Gerard Swope (December 1, 1872 – November 20, 1957) was a U.S. electronics businessman. He served as the president of General Electric Company between 1922 and 1939, and again from 1942 until 1944. During this time Swope expanded GE's product offerings, reorienting GE toward consumer home appliances, and offering consumer credit services.

Swope was born in St. Louis, Missouri to Ida and Isaac Swope, Jewish immigrants from Germany. He graduated from the Massachusetts Institute of Technology in 1895. He married Mary Dayton Hill. He was the brother of Herbert Bayard Swope, and father of Henrietta Swope and John Swope, the Hollywood and Life Magazine photographer who married actress Dorothy McGuire.

He is possibly best known for his labor relations innovations. While at GE, Swope implemented numerous labor reforms, making conditions better for employees with voluntary unemployment insurance, profit-sharing, and other programs considered radical in their day. Swope increased sales and overall efficiency (economics), earning high profits and market share, while focusing on employee training, retention, and loyalty. Before the passage of the Wagner Act, Swope "had long supported labor legislation."

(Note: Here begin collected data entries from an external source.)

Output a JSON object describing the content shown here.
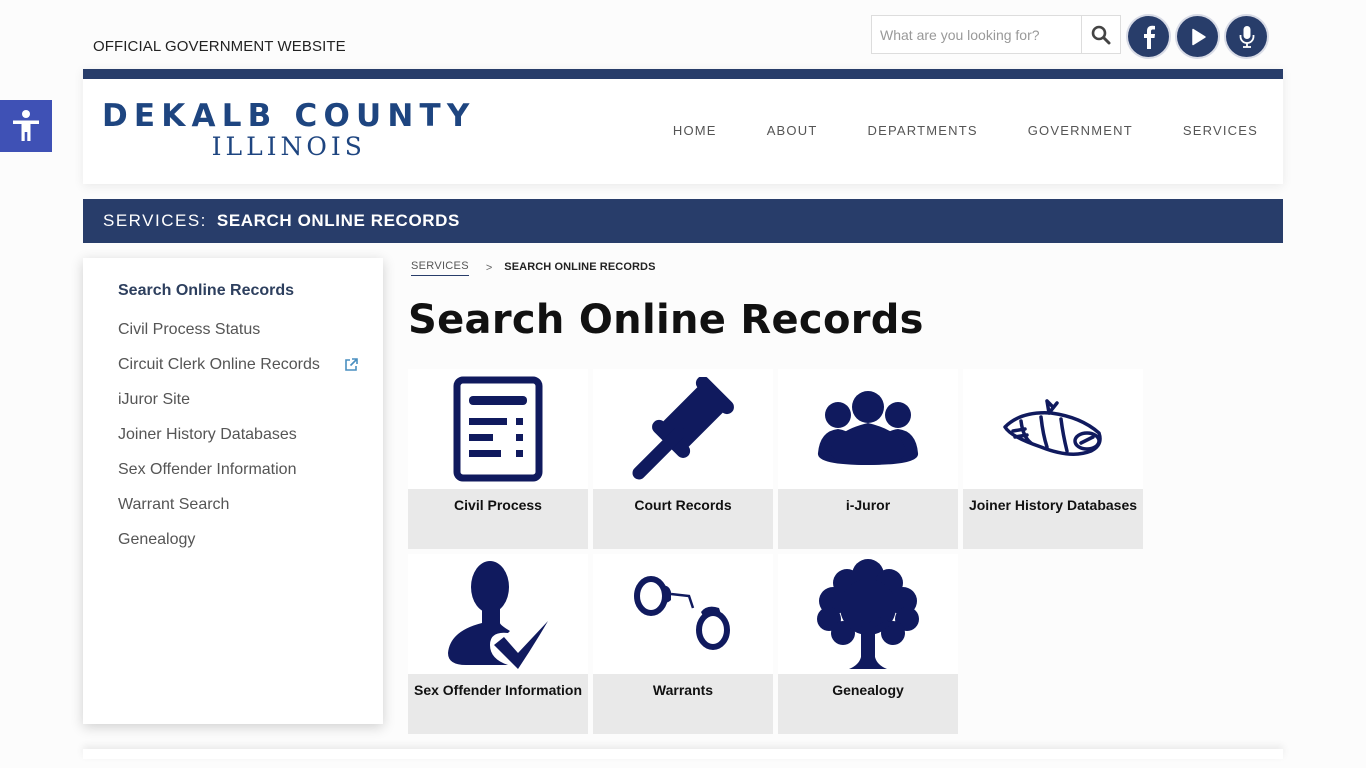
{
  "top": {
    "official_label": "OFFICIAL GOVERNMENT WEBSITE",
    "search_placeholder": "What are you looking for?",
    "search_icon": "search-icon",
    "social": [
      {
        "name": "facebook",
        "icon": "facebook-icon"
      },
      {
        "name": "youtube",
        "icon": "play-icon"
      },
      {
        "name": "podcast",
        "icon": "microphone-icon"
      }
    ],
    "accessibility_icon": "accessibility-icon"
  },
  "header": {
    "logo_line1": "DEKALB COUNTY",
    "logo_line2": "ILLINOIS",
    "nav": [
      "HOME",
      "ABOUT",
      "DEPARTMENTS",
      "GOVERNMENT",
      "SERVICES"
    ]
  },
  "banner": {
    "prefix": "SERVICES:",
    "current": "SEARCH ONLINE RECORDS"
  },
  "sidebar": {
    "title": "Search Online Records",
    "items": [
      {
        "label": "Civil Process Status",
        "external": false
      },
      {
        "label": "Circuit Clerk Online Records",
        "external": true
      },
      {
        "label": "iJuror Site",
        "external": false
      },
      {
        "label": "Joiner History Databases",
        "external": false
      },
      {
        "label": "Sex Offender Information",
        "external": false
      },
      {
        "label": "Warrant Search",
        "external": false
      },
      {
        "label": "Genealogy",
        "external": false
      }
    ]
  },
  "breadcrumb": {
    "parent": "SERVICES",
    "separator": ">",
    "current": "SEARCH ONLINE RECORDS"
  },
  "main": {
    "title": "Search Online Records",
    "tiles": [
      {
        "label": "Civil Process",
        "icon": "document-list-icon"
      },
      {
        "label": "Court Records",
        "icon": "gavel-icon"
      },
      {
        "label": "i-Juror",
        "icon": "group-people-icon"
      },
      {
        "label": "Joiner History Databases",
        "icon": "newspaper-roll-icon"
      },
      {
        "label": "Sex Offender Information",
        "icon": "person-check-icon"
      },
      {
        "label": "Warrants",
        "icon": "handcuffs-icon"
      },
      {
        "label": "Genealogy",
        "icon": "tree-icon"
      }
    ]
  },
  "colors": {
    "brand_navy": "#283d6a",
    "logo_blue": "#1e4580",
    "icon_navy": "#101a5e",
    "accessibility_blue": "#3f51b5",
    "tile_label_bg": "#e9e9e9"
  }
}
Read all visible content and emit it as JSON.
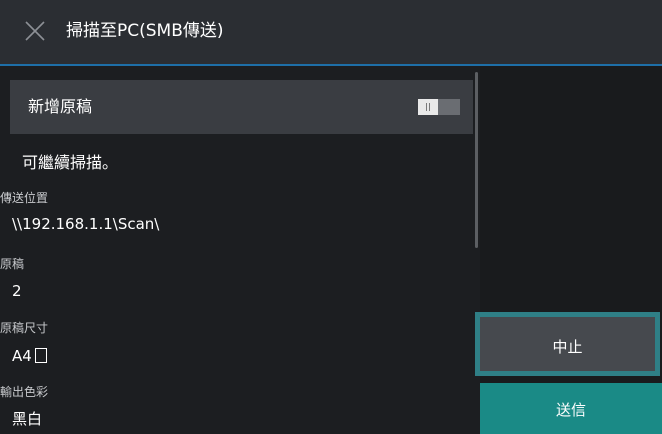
{
  "header": {
    "title": "掃描至PC(SMB傳送)",
    "close_icon": "close-icon"
  },
  "add_original": {
    "label": "新增原稿",
    "toggle_state": "off"
  },
  "note": "可繼續掃描。",
  "fields": [
    {
      "label": "傳送位置",
      "value": "\\\\192.168.1.1\\Scan\\"
    },
    {
      "label": "原稿",
      "value": "2"
    },
    {
      "label": "原稿尺寸",
      "value": "A4"
    },
    {
      "label": "輸出色彩",
      "value": "黑白"
    }
  ],
  "actions": {
    "stop_label": "中止",
    "send_label": "送信"
  },
  "colors": {
    "accent": "#1e6fa8",
    "send": "#1a8a86",
    "focus_ring": "#2f7f86"
  }
}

He served as Chairman of The Business Council, then known as the Business Advisory Council for the United States Department of Commerce in 1933. Swope's other Roosevelt Administration roles included member, Industrial Advisory Board of the National Recovery Administration (NRA) (1933); member, Bureau of Advertising and Planning of the Department of Commerce (1933); chairman, Coal Advisory Board (1933); member, National Labor Board (1933); member, President's Advisory Council on Economic Security (1934); and member, Advisory Council on Social Security (1937-1938). Swope was Assistant Secretary of the Treasury in 1942. In 1942 he was chairman of the Committee to Study Budgets of Relief Appeals for Foreign Countries. For this work he won the Hoover Medal.